There is no mechanism to distinct and track the flour prepared from subsidized wheat from that of open market wheat along the complex wheat supply chain (flour mills, dealers, sub dealers, big retailers, small retailers etc). This implies that higher flour prices would prevail, rendering the subsidy mechanism ineffective.

We should also keep in mind that Punjab not only supplies wheat to other confederating units, but also to Afghanistan (and at times to Central Asian States as well). The MSP of wheat in dollar terms plays an important role in determining how much wheat will get smuggled from Pakistan. From 2013 to 2017, the MSP was Rs1300 per 40 kg ($315 per ton), reasonably higher than international prices. In 2018-19 it was fixed at Rs1400 per 40 kg but the rupee had depreciated so it came to $ 223 per ton, almost at par with international prices.

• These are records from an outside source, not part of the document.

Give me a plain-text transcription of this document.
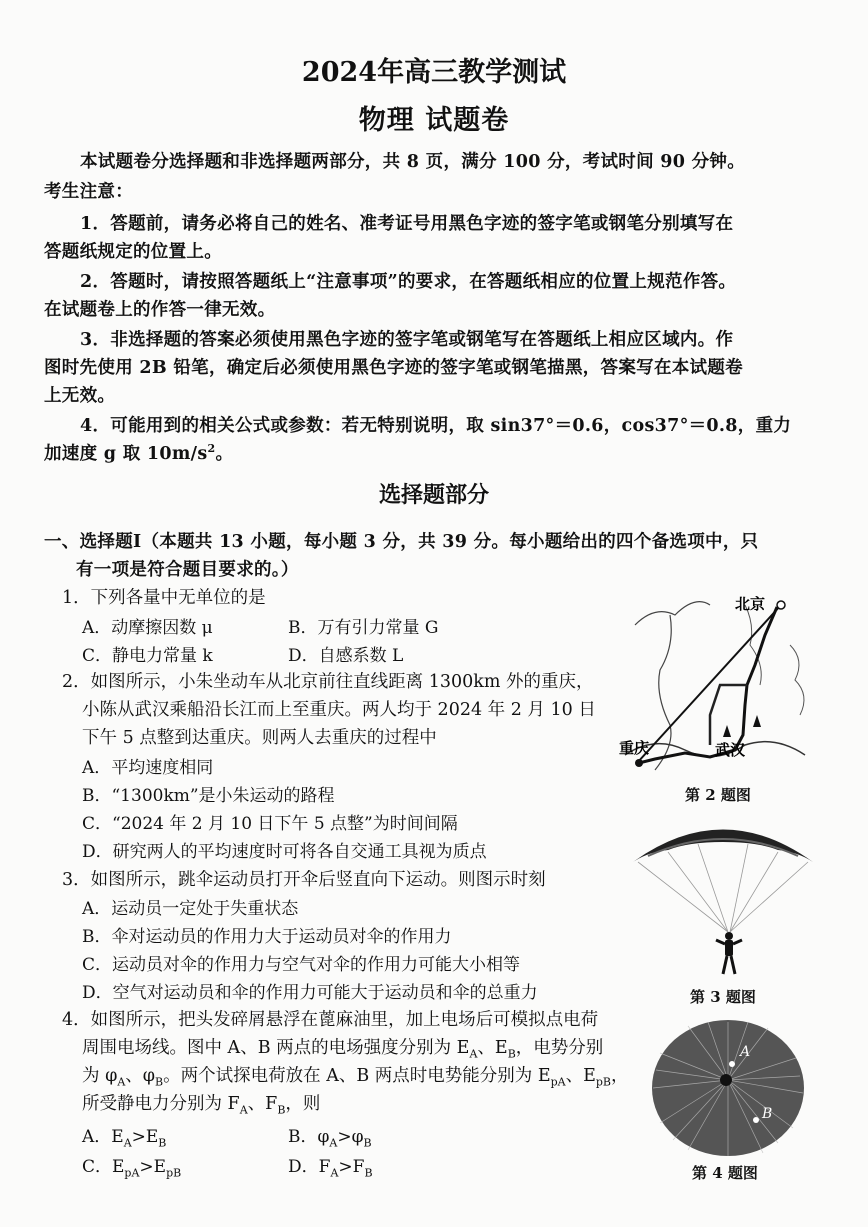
2024年高三教学测试
物理 试题卷
本试题卷分选择题和非选择题两部分，共 8 页，满分 100 分，考试时间 90 分钟。
考生注意：
1．答题前，请务必将自己的姓名、准考证号用黑色字迹的签字笔或钢笔分别填写在
答题纸规定的位置上。
2．答题时，请按照答题纸上“注意事项”的要求，在答题纸相应的位置上规范作答。
在试题卷上的作答一律无效。
3．非选择题的答案必须使用黑色字迹的签字笔或钢笔写在答题纸上相应区域内。作
图时先使用 2B 铅笔，确定后必须使用黑色字迹的签字笔或钢笔描黑，答案写在本试题卷
上无效。
4．可能用到的相关公式或参数：若无特别说明，取 sin37°＝0.6，cos37°＝0.8，重力
加速度 g 取 $10m/s^2$。
选择题部分
一、选择题Ⅰ（本题共 13 小题，每小题 3 分，共 39 分。每小题给出的四个备选项中，只
有一项是符合题目要求的。）
1．下列各量中无单位的是
A．动摩擦因数 μ	B．万有引力常量 G
C．静电力常量 k	D．自感系数 L
2．如图所示，小朱坐动车从北京前往直线距离 1300km 外的重庆，
小陈从武汉乘船沿长江而上至重庆。两人均于 2024 年 2 月 10 日
下午 5 点整到达重庆。则两人去重庆的过程中
A．平均速度相同
B．“1300km”是小朱运动的路程
C．“2024 年 2 月 10 日下午 5 点整”为时间间隔
D．研究两人的平均速度时可将各自交通工具视为质点
3．如图所示，跳伞运动员打开伞后竖直向下运动。则图示时刻
A．运动员一定处于失重状态
B．伞对运动员的作用力大于运动员对伞的作用力
C．运动员对伞的作用力与空气对伞的作用力可能大小相等
D．空气对运动员和伞的作用力可能大于运动员和伞的总重力
4．如图所示，把头发碎屑悬浮在蓖麻油里，加上电场后可模拟点电荷
周围电场线。图中 A、B 两点的电场强度分别为 $E_A$、$E_B$，电势分别
为 $\varphi_A$、$\varphi_B$。两个试探电荷放在 A、B 两点时电势能分别为 $E_{pA}$、$E_{pB}$，
所受静电力分别为 $F_A$、$F_B$，则
A．$E_A>E_B$	B．$\varphi_A>\varphi_B$
C．$E_{pA}>E_{pB}$	D．$F_A>F_B$
北京
重庆	武汉
第 2 题图
第 3 题图
A
B
第 4 题图
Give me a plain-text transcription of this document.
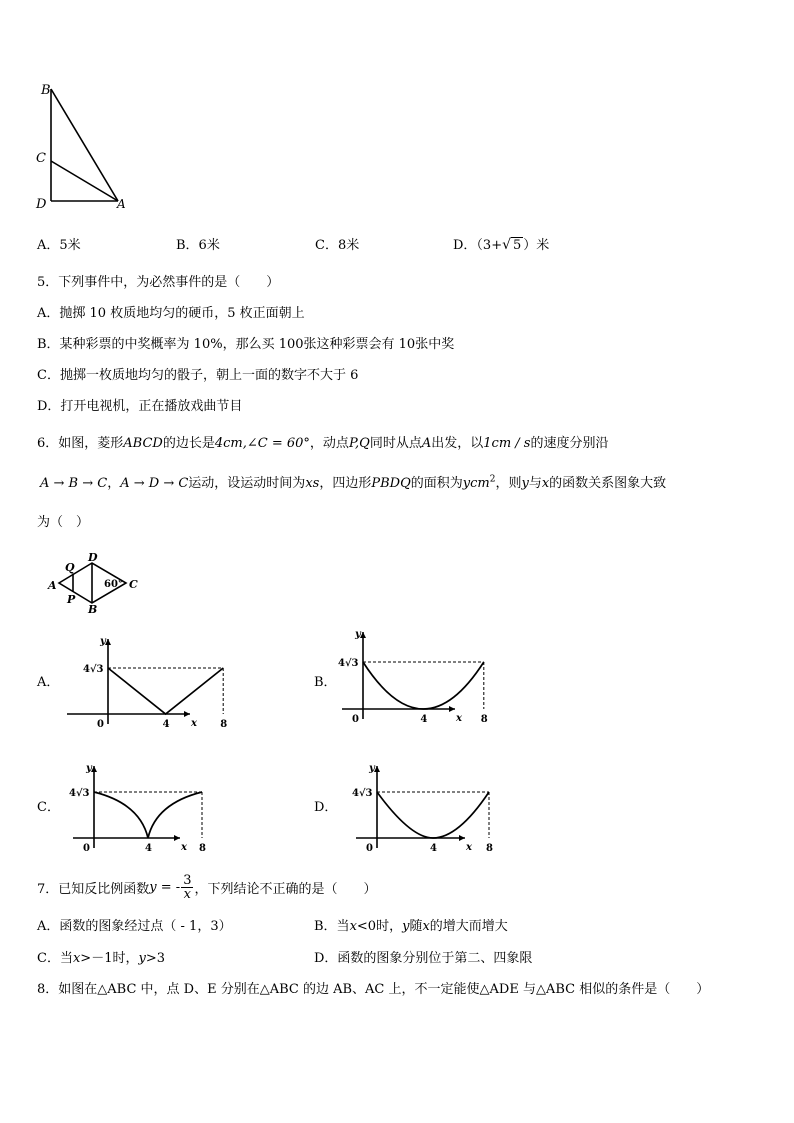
B
C
D	A
A．5米	B．6米	C．8米	D．（3+√ 5 ）米
5．下列事件中，为必然事件的是（　　）
A．抛掷 10 枚质地均匀的硬币，5 枚正面朝上
B．某种彩票的中奖概率为 10%，那么买 100张这种彩票会有 10张中奖
C．抛掷一枚质地均匀的骰子，朝上一面的数字不大于 6
D．打开电视机，正在播放戏曲节目
6．如图，菱形ABCD的边长是4cm,∠C = 60°，动点P,Q同时从点A出发，以1cm / s的速度分别沿
A → B → C，A → D → C运动，设运动时间为xs，四边形PBDQ的面积为ycm$^2$，则y与x的函数关系图象大致
为（　）
Q
D
A
P
B
C
60°
A．	B．
C．	D．
y
x
0
4√3
4	8
y
x
0
4√3
4	8
y
x
0
4√3
4	8
y
x
0
4√3
4	8
7．已知反比例函数 y = - $\frac{3}{x}$ ，下列结论不正确的是（　　）
A．函数的图象经过点（ - 1，3）	B．当x<0时，y随x的增大而增大
C．当x>－1时，y>3	D．函数的图象分别位于第二、四象限
8．如图在△ABC 中，点 D、E 分别在△ABC 的边 AB、AC 上，不一定能使△ADE 与△ABC 相似的条件是（　　）
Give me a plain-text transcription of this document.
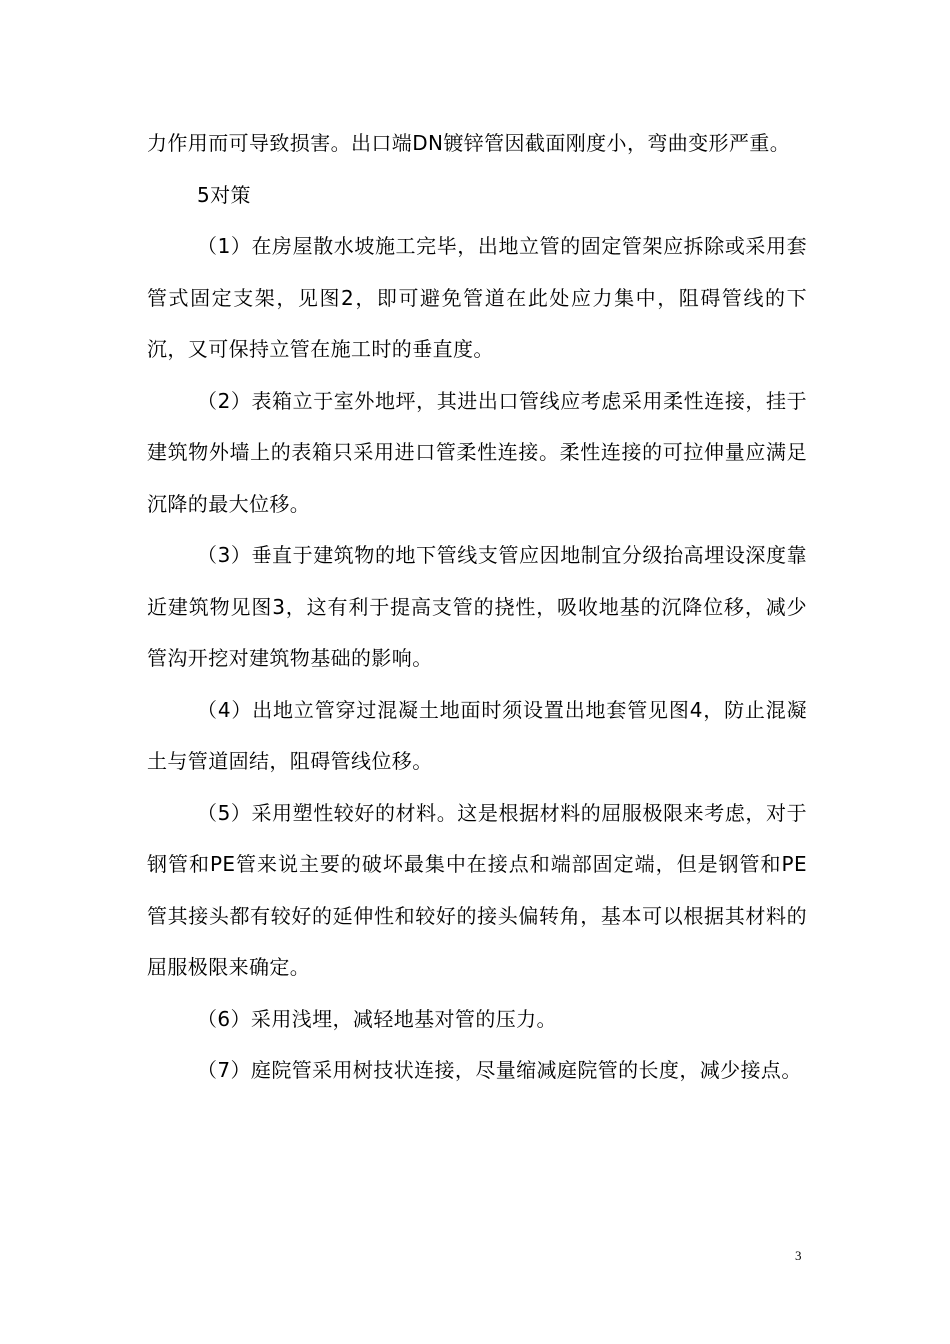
力作用而可导致损害。出口端DN镀锌管因截面刚度小，弯曲变形严重。

5对策

（1）在房屋散水坡施工完毕，出地立管的固定管架应拆除或采用套管式固定支架，见图2，即可避免管道在此处应力集中，阻碍管线的下沉，又可保持立管在施工时的垂直度。

（2）表箱立于室外地坪，其进出口管线应考虑采用柔性连接，挂于建筑物外墙上的表箱只采用进口管柔性连接。柔性连接的可拉伸量应满足沉降的最大位移。

（3）垂直于建筑物的地下管线支管应因地制宜分级抬高埋设深度靠近建筑物见图3，这有利于提高支管的挠性，吸收地基的沉降位移，减少管沟开挖对建筑物基础的影响。

（4）出地立管穿过混凝土地面时须设置出地套管见图4，防止混凝土与管道固结，阻碍管线位移。

（5）采用塑性较好的材料。这是根据材料的屈服极限来考虑，对于钢管和PE管来说主要的破坏最集中在接点和端部固定端，但是钢管和PE管其接头都有较好的延伸性和较好的接头偏转角，基本可以根据其材料的屈服极限来确定。

（6）采用浅埋，减轻地基对管的压力。

（7）庭院管采用树技状连接，尽量缩减庭院管的长度，减少接点。

3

Today, with further depreciation in the value of the rupee the MRP equals $212 per ton, whereas international prices have shot up to $ 280 per ton – creating a huge incentive for hoarders to smuggle wheat to Afghanistan and beyond, resulting in the shortage of domestic supplies.

To meet the wheat shortfall, the government plans to import 1.5 million tons of wheat, while the private sector will import another 1.2 million tons. This would improve the supply situation and to an extent the prices too. Imported wheat will cost around Rs50-52 per kg, add grinding, packing cost etc, and the price of one kg flour will exceed Rs55. The government can subsidize to match the issue price, but the private sector cannot and that will keep on distorting the market prices.

A not-popular way of reducing market distortion would be to increase the government issue price (increasing subsidized flour price) to bridge the gap between government price and open market wheat price.

A medium-term approach would be to do away with the MSP that had created a wheat circular debt of Rs757 billion against total stocks of Rs320 billion till December 2019. Abolishing the MSP would also save Rs38 billion annual cost of buying, storing, and releasing 4-million-ton wheat in Punjab only. The 450 billion to 500 billion rupees saved may be diverted to targeted subsidies for food security under BISP/EHSAAS.

The third scenario is to stick to the status quo, which is neither resulting in reduction of rural poverty nor reduction of prices for urban consumers. The government would be reluctant to take any radical measures amidst the current rallies of the united opposition, so expect the status quo –which in the long run will keep on equally pinching the rural poor, urban consumers and the government.